Former Energy Minister, Prof. Mike Ocquaye, says “everybody who was involved” in the payment of over US$325,000 to Spanish energy company Isofoton S.A “must be seriously punished”.

The Spanish company was paid the money as part payment of a US$1.3m judgment debt award in connection with the alleged breach of a purported contract it had with Ghana.

However, Prof. Mike Ocquaye, who was energy Minister in 2005 when the bidding process was opened, told XYZ News that the company had “no contract with the State,” nor did it render any services to the country to warrant the demand of such a payment.

“…The fact is that they never reached the stage of having a contract…they never won a contract; they never had a contract,” Prof. Ocquaye insisted.

He averred that Parliament would have had to endorse a contract of such international nature had the contract really been awarded to Isofoton or any of the other competitive bidders.

The former presidential aspirant claimed Isofoton deliberately and craftily maneuvered its way into getting the government of the late President Mills to pay the judgment debt award despite knowing very well that it neither had a contract with the Government of Ghana nor rendered any services to the country.

Betty Mould-Iddrisu was Attorney General at the time of the payment of the judgment debt.

She was deputised by Ebo Barton-Oduro at the time.

Prof.

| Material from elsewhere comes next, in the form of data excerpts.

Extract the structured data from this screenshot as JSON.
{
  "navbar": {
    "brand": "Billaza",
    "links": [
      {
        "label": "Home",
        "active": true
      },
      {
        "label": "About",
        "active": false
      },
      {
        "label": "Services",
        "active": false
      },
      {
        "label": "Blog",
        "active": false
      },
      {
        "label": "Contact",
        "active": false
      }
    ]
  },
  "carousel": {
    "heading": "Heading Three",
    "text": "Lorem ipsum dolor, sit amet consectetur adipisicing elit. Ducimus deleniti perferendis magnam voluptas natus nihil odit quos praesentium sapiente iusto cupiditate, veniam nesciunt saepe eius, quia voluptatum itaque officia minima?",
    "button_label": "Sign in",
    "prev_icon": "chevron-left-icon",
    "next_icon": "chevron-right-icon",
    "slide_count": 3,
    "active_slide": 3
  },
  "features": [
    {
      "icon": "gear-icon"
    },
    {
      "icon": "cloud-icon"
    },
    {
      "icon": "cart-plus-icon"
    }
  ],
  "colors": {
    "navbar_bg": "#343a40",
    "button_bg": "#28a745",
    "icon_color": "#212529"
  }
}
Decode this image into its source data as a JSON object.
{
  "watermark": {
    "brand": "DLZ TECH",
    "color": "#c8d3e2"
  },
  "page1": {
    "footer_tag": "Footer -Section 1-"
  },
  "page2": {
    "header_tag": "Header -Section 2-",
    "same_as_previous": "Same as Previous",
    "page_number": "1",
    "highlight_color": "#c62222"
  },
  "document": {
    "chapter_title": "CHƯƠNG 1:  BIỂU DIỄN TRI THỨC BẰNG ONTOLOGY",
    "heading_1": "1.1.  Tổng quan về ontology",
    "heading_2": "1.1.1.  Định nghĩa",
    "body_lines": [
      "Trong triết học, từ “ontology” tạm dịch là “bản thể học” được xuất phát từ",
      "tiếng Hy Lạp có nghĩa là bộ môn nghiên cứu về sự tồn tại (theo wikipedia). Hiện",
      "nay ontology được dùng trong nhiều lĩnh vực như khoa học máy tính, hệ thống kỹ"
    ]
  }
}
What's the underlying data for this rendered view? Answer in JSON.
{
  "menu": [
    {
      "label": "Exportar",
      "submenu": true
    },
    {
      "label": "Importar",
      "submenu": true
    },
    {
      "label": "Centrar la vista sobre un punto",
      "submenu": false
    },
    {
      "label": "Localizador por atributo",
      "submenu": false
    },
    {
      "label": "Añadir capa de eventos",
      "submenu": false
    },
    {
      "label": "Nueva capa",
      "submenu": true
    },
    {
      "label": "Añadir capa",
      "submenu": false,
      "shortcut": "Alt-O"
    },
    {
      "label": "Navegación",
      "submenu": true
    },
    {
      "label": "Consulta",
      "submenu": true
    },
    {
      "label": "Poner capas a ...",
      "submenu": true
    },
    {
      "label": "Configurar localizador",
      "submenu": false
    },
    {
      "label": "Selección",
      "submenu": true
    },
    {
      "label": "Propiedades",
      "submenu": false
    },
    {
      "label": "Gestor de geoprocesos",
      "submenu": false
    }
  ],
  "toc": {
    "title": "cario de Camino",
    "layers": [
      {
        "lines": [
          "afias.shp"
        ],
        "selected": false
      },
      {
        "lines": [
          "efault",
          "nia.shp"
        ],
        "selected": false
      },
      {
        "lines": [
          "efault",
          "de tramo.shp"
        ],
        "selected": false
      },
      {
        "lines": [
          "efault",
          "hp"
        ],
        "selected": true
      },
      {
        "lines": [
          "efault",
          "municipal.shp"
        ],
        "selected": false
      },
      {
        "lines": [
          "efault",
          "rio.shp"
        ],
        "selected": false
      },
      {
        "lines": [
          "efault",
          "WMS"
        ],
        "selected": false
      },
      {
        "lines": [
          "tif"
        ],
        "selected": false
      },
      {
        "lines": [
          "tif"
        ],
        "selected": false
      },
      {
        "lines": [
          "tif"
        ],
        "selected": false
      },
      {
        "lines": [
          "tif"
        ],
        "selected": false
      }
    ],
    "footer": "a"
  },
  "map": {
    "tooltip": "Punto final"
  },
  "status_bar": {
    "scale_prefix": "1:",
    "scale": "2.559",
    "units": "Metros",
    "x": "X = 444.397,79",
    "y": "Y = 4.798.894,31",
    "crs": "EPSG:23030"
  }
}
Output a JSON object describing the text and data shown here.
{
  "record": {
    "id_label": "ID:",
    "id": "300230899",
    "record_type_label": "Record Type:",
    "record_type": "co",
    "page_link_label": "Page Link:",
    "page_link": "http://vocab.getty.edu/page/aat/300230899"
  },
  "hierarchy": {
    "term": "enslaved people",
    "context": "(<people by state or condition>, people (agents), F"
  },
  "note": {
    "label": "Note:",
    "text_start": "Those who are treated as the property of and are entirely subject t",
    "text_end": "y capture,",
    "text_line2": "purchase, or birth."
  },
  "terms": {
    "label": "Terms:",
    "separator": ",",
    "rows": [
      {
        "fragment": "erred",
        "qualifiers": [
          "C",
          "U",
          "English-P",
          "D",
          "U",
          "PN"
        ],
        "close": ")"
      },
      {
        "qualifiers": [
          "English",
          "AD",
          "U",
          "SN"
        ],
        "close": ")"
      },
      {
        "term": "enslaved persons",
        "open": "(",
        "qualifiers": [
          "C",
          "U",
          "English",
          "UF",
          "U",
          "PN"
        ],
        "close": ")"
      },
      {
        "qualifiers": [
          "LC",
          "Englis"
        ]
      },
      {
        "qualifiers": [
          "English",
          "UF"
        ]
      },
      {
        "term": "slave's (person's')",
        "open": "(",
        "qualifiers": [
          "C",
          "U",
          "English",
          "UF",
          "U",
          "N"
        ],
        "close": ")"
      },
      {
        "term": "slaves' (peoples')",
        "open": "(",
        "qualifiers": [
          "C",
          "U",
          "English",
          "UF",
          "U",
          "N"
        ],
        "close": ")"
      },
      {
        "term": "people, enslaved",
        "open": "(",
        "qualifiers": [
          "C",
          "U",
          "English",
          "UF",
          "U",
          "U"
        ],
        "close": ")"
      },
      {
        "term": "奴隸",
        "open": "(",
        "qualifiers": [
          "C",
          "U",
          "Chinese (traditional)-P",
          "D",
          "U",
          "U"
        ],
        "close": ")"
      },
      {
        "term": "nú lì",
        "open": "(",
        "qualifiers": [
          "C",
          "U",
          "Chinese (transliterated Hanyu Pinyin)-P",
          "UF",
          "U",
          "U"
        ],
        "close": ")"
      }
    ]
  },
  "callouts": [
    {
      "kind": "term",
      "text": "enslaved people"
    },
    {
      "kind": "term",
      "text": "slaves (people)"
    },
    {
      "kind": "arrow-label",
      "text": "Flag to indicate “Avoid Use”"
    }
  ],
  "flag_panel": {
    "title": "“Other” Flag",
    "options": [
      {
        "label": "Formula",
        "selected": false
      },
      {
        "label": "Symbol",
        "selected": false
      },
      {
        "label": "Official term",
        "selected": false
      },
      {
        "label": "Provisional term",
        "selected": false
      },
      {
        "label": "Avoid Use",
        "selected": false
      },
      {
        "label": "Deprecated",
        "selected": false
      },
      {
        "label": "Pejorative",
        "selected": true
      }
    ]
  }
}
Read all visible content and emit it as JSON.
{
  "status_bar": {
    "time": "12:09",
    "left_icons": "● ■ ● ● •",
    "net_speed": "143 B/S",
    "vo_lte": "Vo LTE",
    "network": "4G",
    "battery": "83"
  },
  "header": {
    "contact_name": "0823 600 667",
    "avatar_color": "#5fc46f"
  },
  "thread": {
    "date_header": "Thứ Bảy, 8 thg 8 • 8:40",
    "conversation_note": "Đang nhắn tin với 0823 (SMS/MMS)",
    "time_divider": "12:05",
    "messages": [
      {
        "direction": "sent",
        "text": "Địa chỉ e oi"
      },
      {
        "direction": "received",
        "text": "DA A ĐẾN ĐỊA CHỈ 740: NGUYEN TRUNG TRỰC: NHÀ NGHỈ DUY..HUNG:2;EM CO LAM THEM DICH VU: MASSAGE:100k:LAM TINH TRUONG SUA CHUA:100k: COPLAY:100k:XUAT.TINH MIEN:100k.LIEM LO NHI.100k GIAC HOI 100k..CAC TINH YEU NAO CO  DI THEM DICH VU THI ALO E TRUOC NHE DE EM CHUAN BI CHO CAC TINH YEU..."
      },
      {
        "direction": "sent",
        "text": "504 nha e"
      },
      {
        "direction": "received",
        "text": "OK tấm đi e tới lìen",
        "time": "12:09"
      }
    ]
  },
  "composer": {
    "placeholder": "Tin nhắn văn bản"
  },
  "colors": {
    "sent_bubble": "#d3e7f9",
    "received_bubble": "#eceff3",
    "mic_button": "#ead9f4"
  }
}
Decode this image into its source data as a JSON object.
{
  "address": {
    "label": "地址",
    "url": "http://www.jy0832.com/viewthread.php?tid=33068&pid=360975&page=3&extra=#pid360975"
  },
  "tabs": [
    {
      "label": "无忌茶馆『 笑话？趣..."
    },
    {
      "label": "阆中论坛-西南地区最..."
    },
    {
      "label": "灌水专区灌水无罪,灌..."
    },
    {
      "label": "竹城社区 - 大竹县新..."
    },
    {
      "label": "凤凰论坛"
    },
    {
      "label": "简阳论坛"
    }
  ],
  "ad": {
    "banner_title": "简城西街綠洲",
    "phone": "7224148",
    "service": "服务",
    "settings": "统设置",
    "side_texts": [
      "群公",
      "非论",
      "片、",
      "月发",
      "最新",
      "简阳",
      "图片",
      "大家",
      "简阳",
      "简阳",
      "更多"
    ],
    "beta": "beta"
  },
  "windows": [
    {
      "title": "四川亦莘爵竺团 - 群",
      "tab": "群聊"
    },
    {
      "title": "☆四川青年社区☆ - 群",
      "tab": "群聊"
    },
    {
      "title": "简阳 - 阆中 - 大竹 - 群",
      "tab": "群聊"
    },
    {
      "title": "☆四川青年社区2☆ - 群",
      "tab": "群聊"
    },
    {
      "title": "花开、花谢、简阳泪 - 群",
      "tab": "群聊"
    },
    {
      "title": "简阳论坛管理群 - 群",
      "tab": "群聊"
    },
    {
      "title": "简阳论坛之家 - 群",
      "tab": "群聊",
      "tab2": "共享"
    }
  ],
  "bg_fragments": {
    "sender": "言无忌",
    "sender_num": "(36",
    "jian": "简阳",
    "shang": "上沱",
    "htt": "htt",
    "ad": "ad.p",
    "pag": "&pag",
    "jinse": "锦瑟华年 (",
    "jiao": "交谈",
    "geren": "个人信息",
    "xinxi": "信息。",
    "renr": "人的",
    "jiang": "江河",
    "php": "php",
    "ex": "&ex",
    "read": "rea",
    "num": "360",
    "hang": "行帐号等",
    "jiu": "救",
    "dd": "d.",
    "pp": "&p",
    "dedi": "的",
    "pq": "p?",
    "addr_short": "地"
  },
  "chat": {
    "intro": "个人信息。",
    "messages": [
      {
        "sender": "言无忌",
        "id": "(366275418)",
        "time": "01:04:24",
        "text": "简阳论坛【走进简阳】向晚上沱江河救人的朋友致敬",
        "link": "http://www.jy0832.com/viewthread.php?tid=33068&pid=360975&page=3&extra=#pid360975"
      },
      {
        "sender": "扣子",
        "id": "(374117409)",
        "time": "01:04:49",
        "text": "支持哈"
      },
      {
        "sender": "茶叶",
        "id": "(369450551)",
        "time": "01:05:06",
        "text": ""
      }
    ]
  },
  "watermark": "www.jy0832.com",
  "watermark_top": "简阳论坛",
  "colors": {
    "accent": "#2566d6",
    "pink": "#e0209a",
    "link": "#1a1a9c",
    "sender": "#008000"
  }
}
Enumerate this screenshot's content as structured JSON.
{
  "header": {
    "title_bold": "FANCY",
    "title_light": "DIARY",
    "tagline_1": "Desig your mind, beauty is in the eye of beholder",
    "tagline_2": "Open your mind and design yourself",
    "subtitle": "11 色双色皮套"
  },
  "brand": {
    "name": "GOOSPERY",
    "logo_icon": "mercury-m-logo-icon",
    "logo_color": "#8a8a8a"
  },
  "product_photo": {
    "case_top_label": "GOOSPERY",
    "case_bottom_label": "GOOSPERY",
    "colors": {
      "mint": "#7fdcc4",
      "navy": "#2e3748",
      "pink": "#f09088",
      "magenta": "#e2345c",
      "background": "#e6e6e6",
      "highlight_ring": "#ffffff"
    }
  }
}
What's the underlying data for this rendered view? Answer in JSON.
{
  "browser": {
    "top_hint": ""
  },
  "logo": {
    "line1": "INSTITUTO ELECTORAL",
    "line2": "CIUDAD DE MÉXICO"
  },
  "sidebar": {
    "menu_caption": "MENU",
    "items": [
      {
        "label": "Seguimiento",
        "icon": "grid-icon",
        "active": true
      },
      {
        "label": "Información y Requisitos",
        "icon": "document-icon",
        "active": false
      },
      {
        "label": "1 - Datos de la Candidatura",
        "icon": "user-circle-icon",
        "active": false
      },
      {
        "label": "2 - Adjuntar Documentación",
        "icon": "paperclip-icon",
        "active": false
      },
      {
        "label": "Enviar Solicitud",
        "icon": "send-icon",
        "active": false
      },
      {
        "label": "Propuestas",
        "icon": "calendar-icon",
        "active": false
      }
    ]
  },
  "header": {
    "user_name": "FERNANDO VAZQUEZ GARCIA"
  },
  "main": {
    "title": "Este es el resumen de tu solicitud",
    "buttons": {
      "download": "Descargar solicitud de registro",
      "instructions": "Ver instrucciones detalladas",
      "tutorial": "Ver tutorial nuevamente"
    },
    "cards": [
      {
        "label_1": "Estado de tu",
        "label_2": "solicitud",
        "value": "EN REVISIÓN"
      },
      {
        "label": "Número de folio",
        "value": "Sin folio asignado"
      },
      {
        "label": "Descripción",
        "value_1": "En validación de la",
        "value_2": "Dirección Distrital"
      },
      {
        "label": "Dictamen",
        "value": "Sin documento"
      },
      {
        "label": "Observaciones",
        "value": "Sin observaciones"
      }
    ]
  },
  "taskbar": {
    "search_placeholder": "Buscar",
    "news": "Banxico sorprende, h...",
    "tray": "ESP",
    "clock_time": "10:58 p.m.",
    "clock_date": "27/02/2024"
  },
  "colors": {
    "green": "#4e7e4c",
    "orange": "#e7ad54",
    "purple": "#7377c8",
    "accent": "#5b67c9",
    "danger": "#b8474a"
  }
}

Mike Ocquaye says all those former government officials must be prosecuted for fraud.

He stressed that: “…The only thing that should happen is that, people who treat Ghana like this must be seriously punished and nobody should ever do that again,” adding that: “Everybody involved in this fraud must be punished”.

Ghana’s Supreme Court ruled on Friday June 21, 2013 that Isofoton pays back to the Ghana the cedi equivalent of almost US$325,472, which it received as judgment debt.

The nine-member panel ruled unanimously that the money paid to the energy company was illegal.

The company, along with other international companies from Spain, was part of a competitive bidding process for a contract to supply Ghana with solar power services.

According to Prof Mike Ocquaye, the contract was never awarded to any of the companies due to a change in Government in Spain.

He, therefore, expressed bewilderment about Isofoton’s claim that it won the contract.